Around 80% of households in council tax bands A to D will also receive £150. Any family on means-tested benefits will get an additional £650, pensioners on means-tested benefits will receive £300 and those on a disbility benefit will receive £150,

None of these strands of support are mutually exclusive. For example, if you are a low-income disabled pensioner in Council Tax Band B you can get all of the above, worth £1,650.

A separate report published today by the Institute for Fiscal Studies also highlighted the “worsening outlook” and said: “These measures came in response to an expectation, at the time, that the cost of living would on average be 9.5% higher in 2022-23 than 2021-22, with an expected peak of inflation of 10.2% in the fourth quarter of this year, and with the energy price cap expected to reach £2,800 for a typical household in October 2022 and to remain at a similar level in January 2023.

“Had everything played out as was expected in May, the net effect of all this would have been for the real incomes of low-income households being broadly maintained on average this year, though with significant variation around this.

“Unfortunately, the outlook has got worse once again since May. The cost of living is now expected to be 11.3% higher this financial year, 2022/23, than last, with inflation peaking in the last quarter of this year at 13.1%. The energy price cap is expected to reach £3,600 for a typical household in October and £4,300 in January.”

Outgoing Prime Minister Boris Johnson has admitted that more support is needed to help families cope with the rising cost of living but has declined to make any decisions, saying it is the job of the next Prime Minister.

The battle for number 10 has increasingly focused on how Tory leadership hopefuls Rishi Sunak and Liz Truss plan to deal with rampant inflation, exorbitant government debt and the increasingly crippling cost of living.

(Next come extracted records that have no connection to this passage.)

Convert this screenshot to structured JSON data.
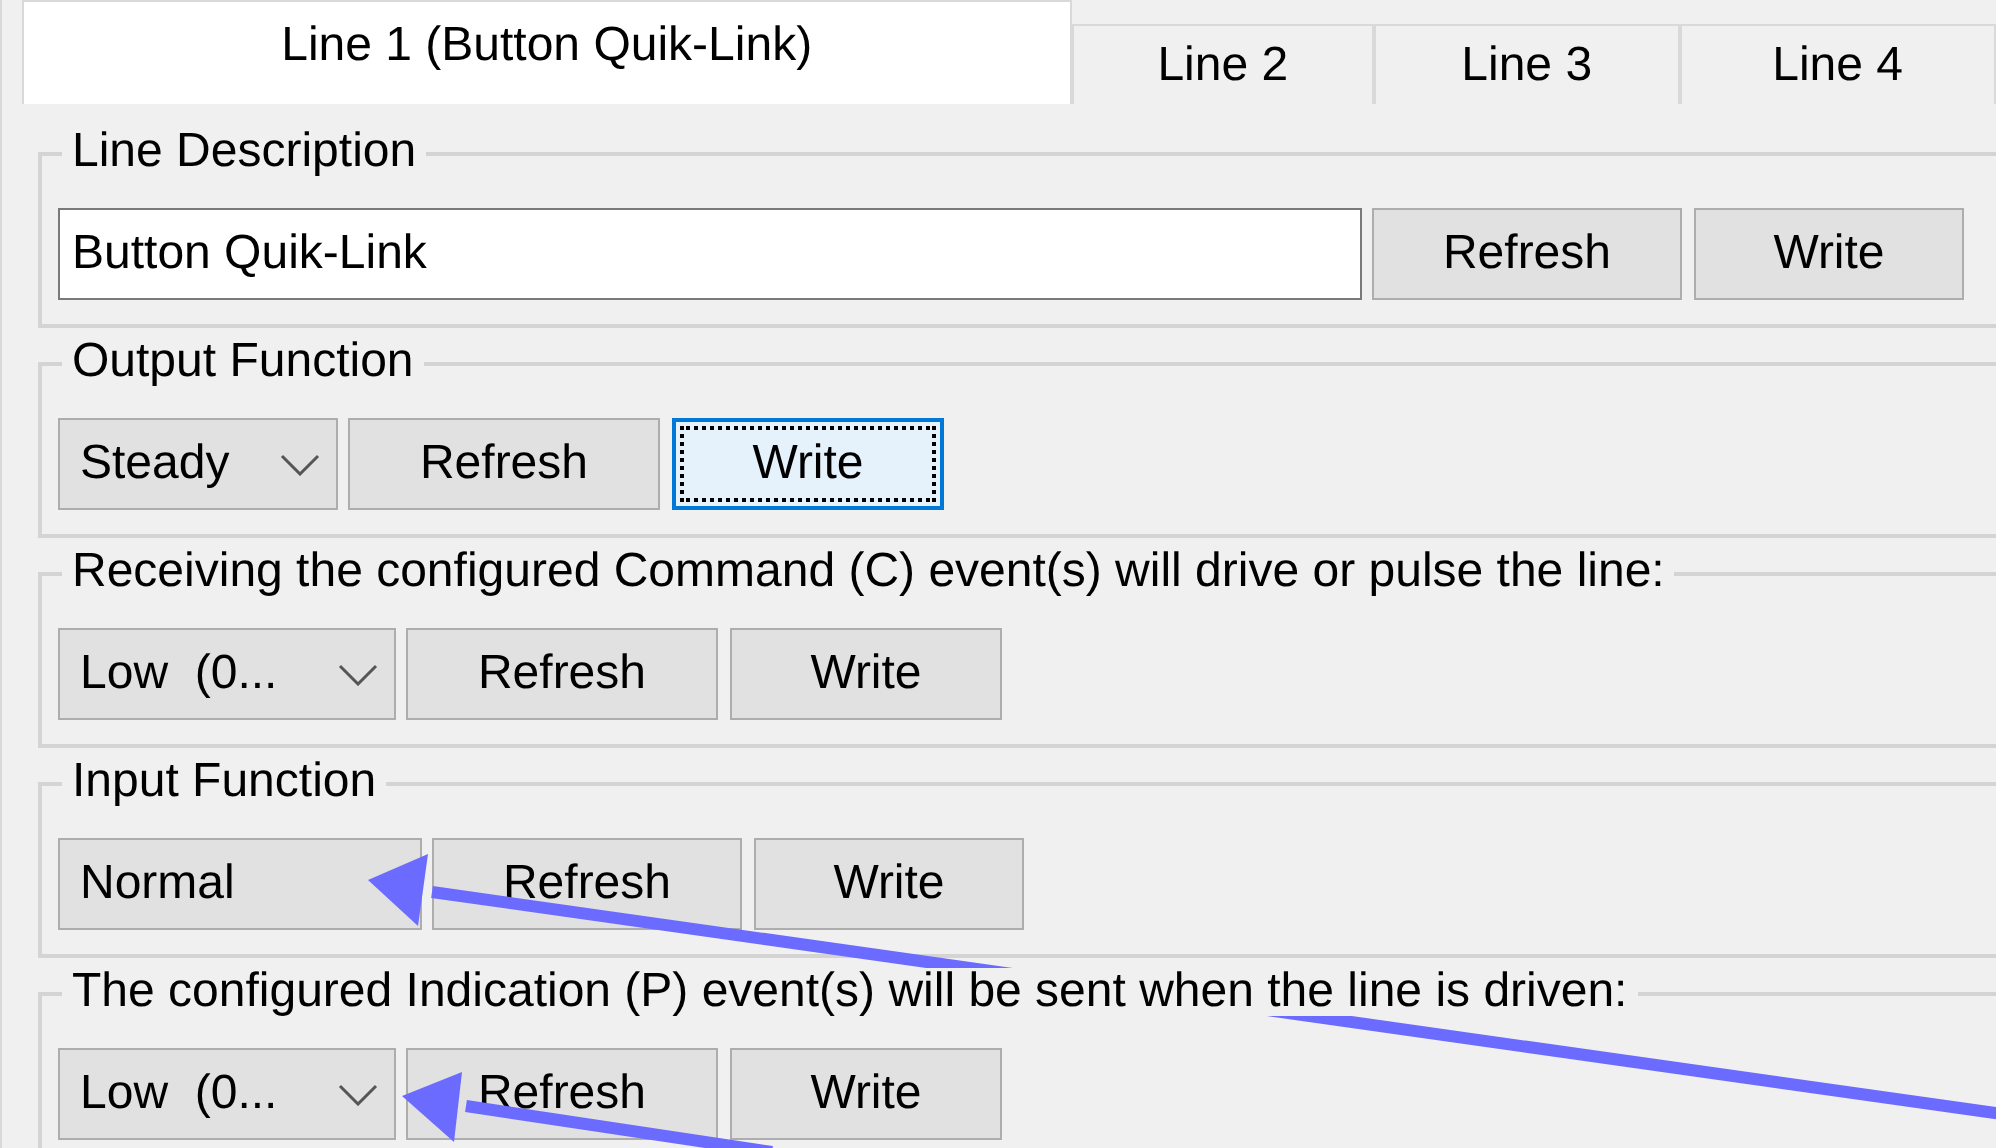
{
  "tabs": [
    {
      "label": "Line 1 (Button Quik-Link)",
      "selected": true
    },
    {
      "label": "Line 2",
      "selected": false
    },
    {
      "label": "Line 3",
      "selected": false
    },
    {
      "label": "Line 4",
      "selected": false
    }
  ],
  "groups": [
    {
      "legend": "Line Description",
      "control": {
        "kind": "field",
        "value": "Button Quik-Link"
      },
      "buttons": [
        {
          "label": "Refresh",
          "focused": false
        },
        {
          "label": "Write",
          "focused": false
        }
      ]
    },
    {
      "legend": "Output Function",
      "control": {
        "kind": "dropdown",
        "value": "Steady",
        "caret": true
      },
      "buttons": [
        {
          "label": "Refresh",
          "focused": false
        },
        {
          "label": "Write",
          "focused": true
        }
      ]
    },
    {
      "legend": "Receiving the configured Command (C) event(s) will drive or pulse the line:",
      "control": {
        "kind": "dropdown",
        "value": "Low  (0...",
        "caret": true
      },
      "buttons": [
        {
          "label": "Refresh",
          "focused": false
        },
        {
          "label": "Write",
          "focused": false
        }
      ]
    },
    {
      "legend": "Input Function",
      "control": {
        "kind": "dropdown",
        "value": "Normal",
        "caret": false
      },
      "buttons": [
        {
          "label": "Refresh",
          "focused": false
        },
        {
          "label": "Write",
          "focused": false
        }
      ]
    },
    {
      "legend": "The configured Indication (P) event(s) will be sent when the line is driven:",
      "control": {
        "kind": "dropdown",
        "value": "Low  (0...",
        "caret": true
      },
      "buttons": [
        {
          "label": "Refresh",
          "focused": false
        },
        {
          "label": "Write",
          "focused": false
        }
      ]
    }
  ]
}
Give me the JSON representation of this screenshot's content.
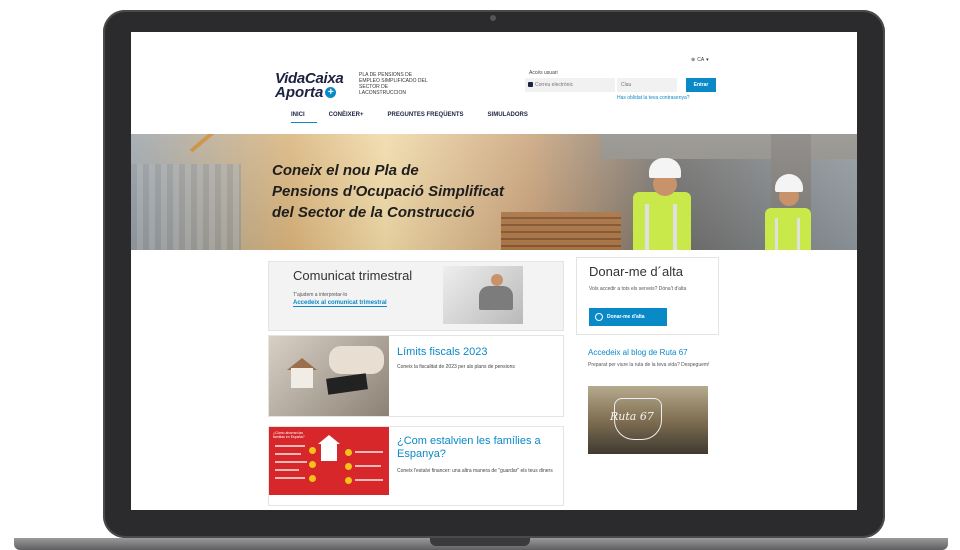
{
  "header": {
    "logo_line1": "VidaCaixa",
    "logo_line2": "Aporta",
    "logo_desc": "PLA DE PENSIONS DE EMPLEO SIMPLIFICADO DEL SECTOR DE LACONSTRUCCION",
    "language": "CA",
    "login_label": "Accés usuari",
    "email_placeholder": "Correu electrònic",
    "password_placeholder": "Clau",
    "enter_label": "Entrar",
    "forgot_label": "Has oblidat la teva contrasenya?"
  },
  "nav": {
    "items": [
      {
        "label": "INICI",
        "active": true
      },
      {
        "label": "CONÈIXER+",
        "active": false
      },
      {
        "label": "PREGUNTES FREQÜENTS",
        "active": false
      },
      {
        "label": "SIMULADORS",
        "active": false
      }
    ]
  },
  "hero": {
    "line1": "Coneix el nou Pla de",
    "line2": "Pensions d'Ocupació Simplificat",
    "line3": "del Sector de la Construcció"
  },
  "quarterly": {
    "title": "Comunicat trimestral",
    "subtitle": "T'ajudem a interpretar-lo",
    "link": "Accedeix al comunicat trimestral"
  },
  "limits": {
    "title": "Límits fiscals 2023",
    "subtitle": "Coneix la fiscalitat de 2023 per als plans de pensions"
  },
  "savings": {
    "title": "¿Com estalvien les famílies a Espanya?",
    "subtitle": "Coneix l'estalvi financer: una altra manera de \"guardar\" els teus diners",
    "image_text": "¿Cómo ahorran las familias en España?"
  },
  "signup": {
    "title": "Donar-me d´alta",
    "subtitle": "Vols accedir a tots els serveis? Dóna't d'alta",
    "button": "Donar-me d'alta"
  },
  "blog": {
    "title": "Accedeix al blog de Ruta 67",
    "subtitle": "Preparat per viure la ruta de la teva vida? Despeguem!",
    "image_logo": "Ruta 67"
  },
  "colors": {
    "accent": "#0a89c7",
    "brand_dark": "#1c2340"
  }
}
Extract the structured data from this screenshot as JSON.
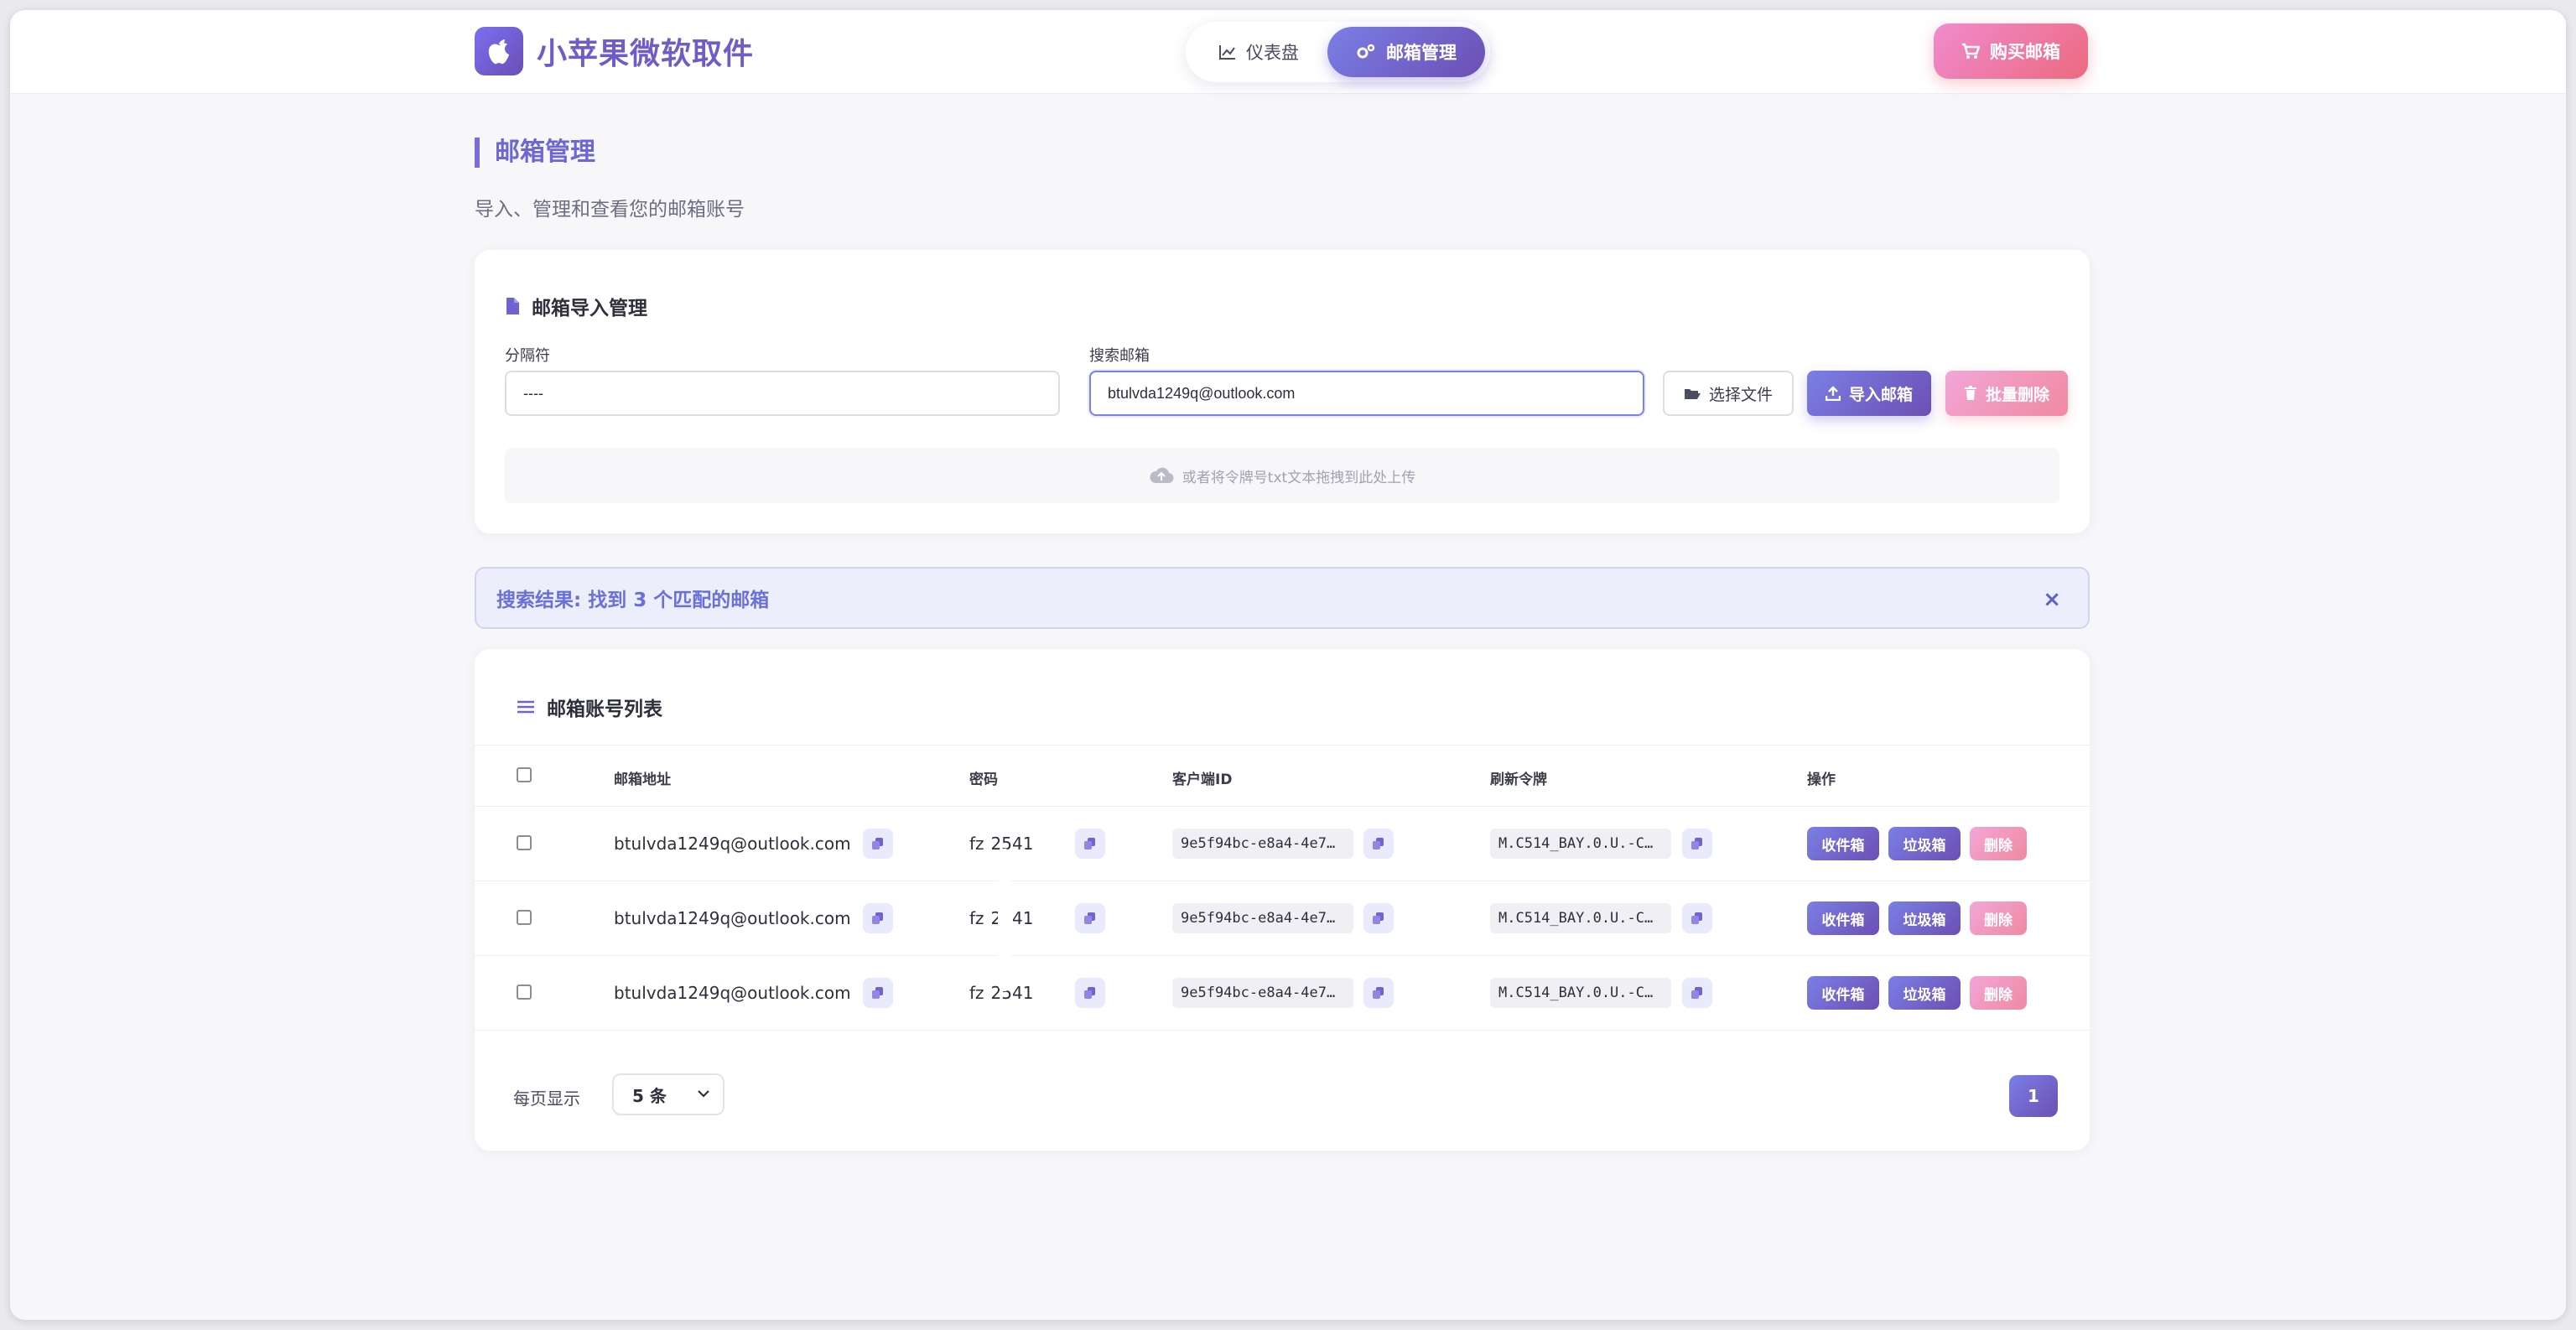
{
  "app": {
    "name": "小苹果微软取件"
  },
  "nav": {
    "items": [
      {
        "label": "仪表盘",
        "icon": "chart-line-icon",
        "active": false
      },
      {
        "label": "邮箱管理",
        "icon": "gears-icon",
        "active": true
      }
    ],
    "buy_label": "购买邮箱"
  },
  "page": {
    "title": "邮箱管理",
    "subtitle": "导入、管理和查看您的邮箱账号"
  },
  "import": {
    "title": "邮箱导入管理",
    "separator_label": "分隔符",
    "separator_value": "----",
    "search_label": "搜索邮箱",
    "search_value": "btulvda1249q@outlook.com",
    "choose_file": "选择文件",
    "import_btn": "导入邮箱",
    "batch_delete": "批量删除",
    "drop_hint": "或者将令牌号txt文本拖拽到此处上传"
  },
  "search_result": {
    "text": "搜索结果: 找到 3 个匹配的邮箱",
    "close": "×"
  },
  "list": {
    "title": "邮箱账号列表",
    "columns": [
      "邮箱地址",
      "密码",
      "客户端ID",
      "刷新令牌",
      "操作"
    ],
    "rows": [
      {
        "email": "btulvda1249q@outlook.com",
        "password": "fz  2541",
        "client_id": "9e5f94bc-e8a4-4e7…",
        "token": "M.C514_BAY.0.U.-C…"
      },
      {
        "email": "btulvda1249q@outlook.com",
        "password": "fz  2541",
        "client_id": "9e5f94bc-e8a4-4e7…",
        "token": "M.C514_BAY.0.U.-C…"
      },
      {
        "email": "btulvda1249q@outlook.com",
        "password": "fz  2541",
        "client_id": "9e5f94bc-e8a4-4e7…",
        "token": "M.C514_BAY.0.U.-C…"
      }
    ],
    "actions": {
      "inbox": "收件箱",
      "junk": "垃圾箱",
      "delete": "删除"
    },
    "per_page_label": "每页显示",
    "per_page_value": "5 条",
    "current_page": "1"
  },
  "colors": {
    "accent": "#6c4fb3",
    "accent_light": "#7a7fe6",
    "pink": "#ec6a7e"
  }
}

After resolutely refusing to hand out more cash to families, Sunak u-turned last week and said he would “find” a further £10bn to help poorer households.

Truss has been promising £30bn of tax cuts and says she will scrap the green levy, a charge added onto household energy bills to fund investment into renewable energy.

But with the race to be the next leader of the Conservative party not set to be announced until 5 September, no new measures will be agreed until then at the very earliest.

Meanwhile talks between Johnson and energy firm bosses last week failed to agree any privately funded aid for struggling households.

Handscomb said helping the lowest-income households “remains the core priority” but added: “Preventing families on middle incomes from falling behind on unaffordable energy bills should also be an important part of any new strategy.”

Almost half of annual household gas costs come from usage between January and March when temperatures are coldest, with the type of housing people live in playing a big part in how much their costs soar.

Resolution Foundation’s analysis shows families in energy-inefficient homes face average monthly gas bills £231 higher than those who live in equivalent homes that already meet the Government’s efficiency target – band C or higher on the property’s energy performance certificate.

Over the 2022-23 winter period this penalty adds up to £849, an average of £141 per month, said the Foundation.

Its analysis showed the daily cost of turning the gas heating on will be £7.34 this winter, even for families in energy efficient homes.

For those in badly insulated homes this figure rises by more than half, some 58%, to £11.60 per day.

Half of the poorest fifth of households live in homes with uninsulated walls.

Handscomb said: “Longer-term, the fact that families in energy-inefficient housing will be facing some of the most severe rises highlights the need to source cheaper energy by rolling out low cost renewables, and for a drive to properly insulate the UK’s homes.”

In the last pre-Covid winter, there were 28,300 excess winter deaths in England and Wales, with the World Health Organisation implying that around 8,500 of these could be attributed to cold homes.

Yesterday reports emerged that Labour leader Sir Kier Starmer was calling for the energy price cap to be frozen at its existing level of £1,971. The Liberal Democrats have argued it should be scrapped altogether.